Declaring an ambition to be a net zero business is one thing; setting out a detailed roadmap to get there complete with milestone targets and transparent reporting is quite another. Environmental NGOs will want to see scope 3 emissions (the indirect emissions from supply chains) addressed and offsetting (whereby companies compensate for their own emissions by funding an equivalent saving elsewhere, for instance by planting new trees) kept to a bare minimum. Indeed, the detail behind net zero pledges will tell us much about which organisations are prepared to reshape their entire approach to doing business so that they tread lightly on the planet, and which intend to apply a green gloss of paint to their existing, unsustainable business models.   

Business actions will continue to be shaped by government priorities. The current administration has talked a good game about facilitating a green industrial revolution but detailed policies remain thin on the ground. Packaging will inevitably remain a key sustainability issue with plastic (rightly or wrongly) maintaining its status as public enemy number one. On that front, 2020 was perhaps understandably a year of snail-like progress on thrashing out the details of key policies like a deposit return scheme (DRS), extended producer responsibility and a plastics tax. Scotland has delayed the introduction of its DRS until July 2022 while The Grocer reports that a DRS in England has now been pushed back to 2024. Meanwhile, those waiting for greater clarity on standards for biodegradable, compostable and bio-based plastics have been kept in the dark now for 14 months and counting.

Uncertainty reigns too over the future of nutrition policy with Public Health England due to be wound down in the spring. One of its final acts was to deliver a wholly underwhelming report on sugar reduction which showed negligible progress in the past three years. As a result, and following the success of the soft drinks industry levy, pressure from campaigners for reformulation targets to be made mandatory can be expected to grow.

There is also increasing appetite (based on conversations at Footprint’s recent Responsible Business Recovery Forum on education) among businesses for stronger rules on public sector food procurement that move beyond the current voluntary, piecemeal approach. Public procurement is set to be a key issue addressed in part two of the national food strategy which is due in the spring and promises to spell out a vision for a healthy, sustainable food system. Whether ministers subscribe to that same vision remains to be seen.
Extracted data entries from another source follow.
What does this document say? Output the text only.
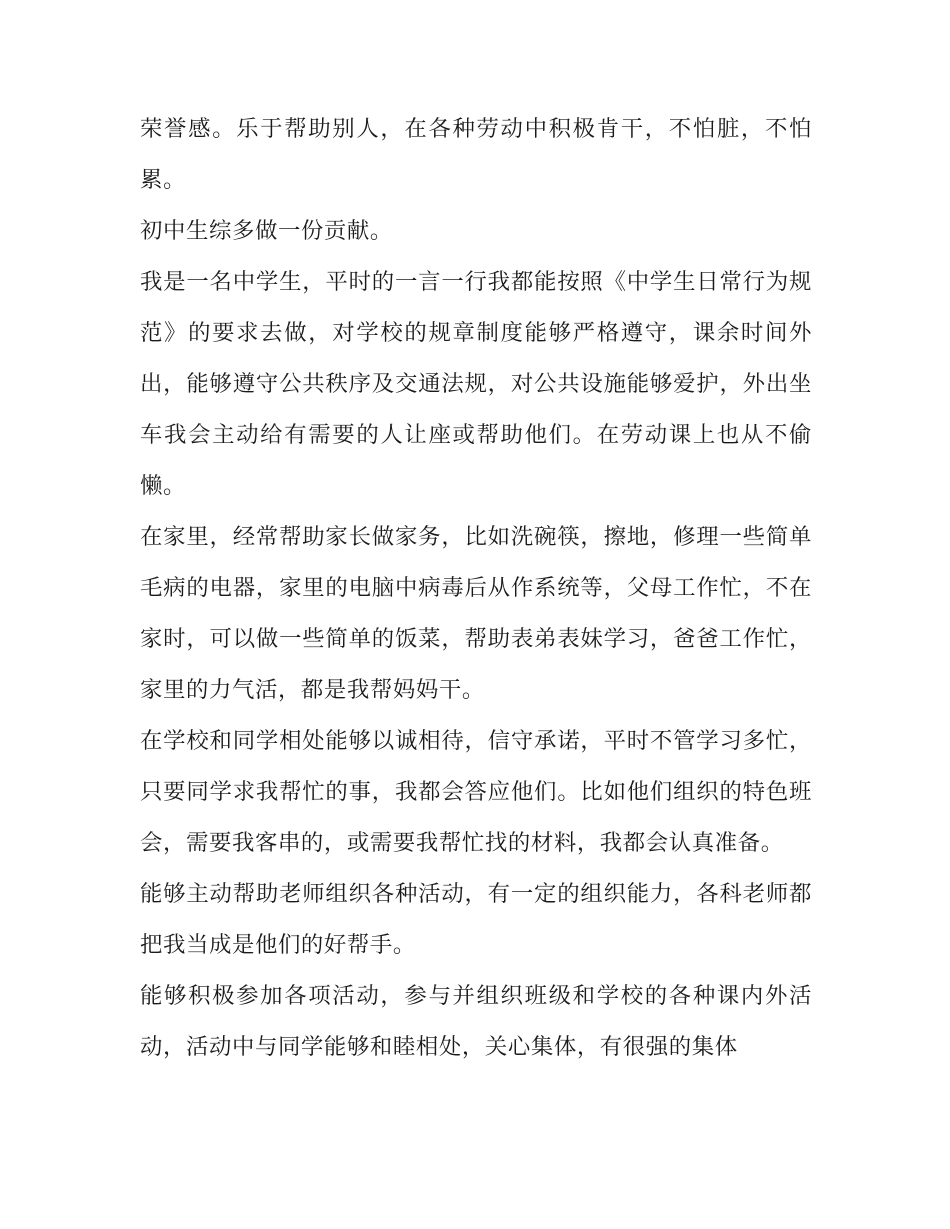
荣誉感。乐于帮助别人，在各种劳动中积极肯干，不怕脏，不怕累。

初中生综多做一份贡献。

我是一名中学生，平时的一言一行我都能按照《中学生日常行为规范》的要求去做，对学校的规章制度能够严格遵守，课余时间外出，能够遵守公共秩序及交通法规，对公共设施能够爱护，外出坐车我会主动给有需要的人让座或帮助他们。在劳动课上也从不偷懒。

在家里，经常帮助家长做家务，比如洗碗筷，擦地，修理一些简单毛病的电器，家里的电脑中病毒后从作系统等，父母工作忙，不在家时，可以做一些简单的饭菜，帮助表弟表妹学习，爸爸工作忙，家里的力气活，都是我帮妈妈干。

在学校和同学相处能够以诚相待，信守承诺，平时不管学习多忙，只要同学求我帮忙的事，我都会答应他们。比如他们组织的特色班会，需要我客串的，或需要我帮忙找的材料，我都会认真准备。

能够主动帮助老师组织各种活动，有一定的组织能力，各科老师都把我当成是他们的好帮手。

能够积极参加各项活动，参与并组织班级和学校的各种课内外活动，活动中与同学能够和睦相处，关心集体，有很强的集体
Businesses, meanwhile, will continue to respond to changing dietary habits which are increasingly being driven by concerns around health and sustainability. Plant-based eating is once again set to be a defining trend with the majority of major brands, including fast-food giants, adding new vegan and vegetarian products to their menus over the past 12 months.

The recent recommendation from the climate change committee that meat and dairy consumption should fall by 20% by 2035 to align with a net zero ambition is set to strengthen the case for adding more vegetables and grains onto menus; and we can also expect new evidence to emerge on the impacts of different types of meat and dairy production systems and the degree to which they can still form part of a sustainable food system. Producers of processed meat alternatives, meanwhile, should prepare for greater scrutiny of the healthiness of their products amid evidence of some dubious nutritional credentials. Much is also expected of algae, insects and cellular meat as alternatives to traditional livestock proteins – but these will also need to be scrutinised. Those that can afford convenience treats are the lucky ones. The pandemic, lest we forget, has also seen a surge in people experiencing food insecurity. The need for companies to be a force for good in the communities they serve will continue as the impact of a deep and prolonged recession bites. The fact that foodservice businesses, denied a market for their products, almost universally found innovative ways to get surplus food to those in need at the start of lockdown speaks volumes about both the agility and responsibility of the sector. Those qualities will be needed in bucket loads as businesses prepare to face the unprecedented challenges 2021 has in store.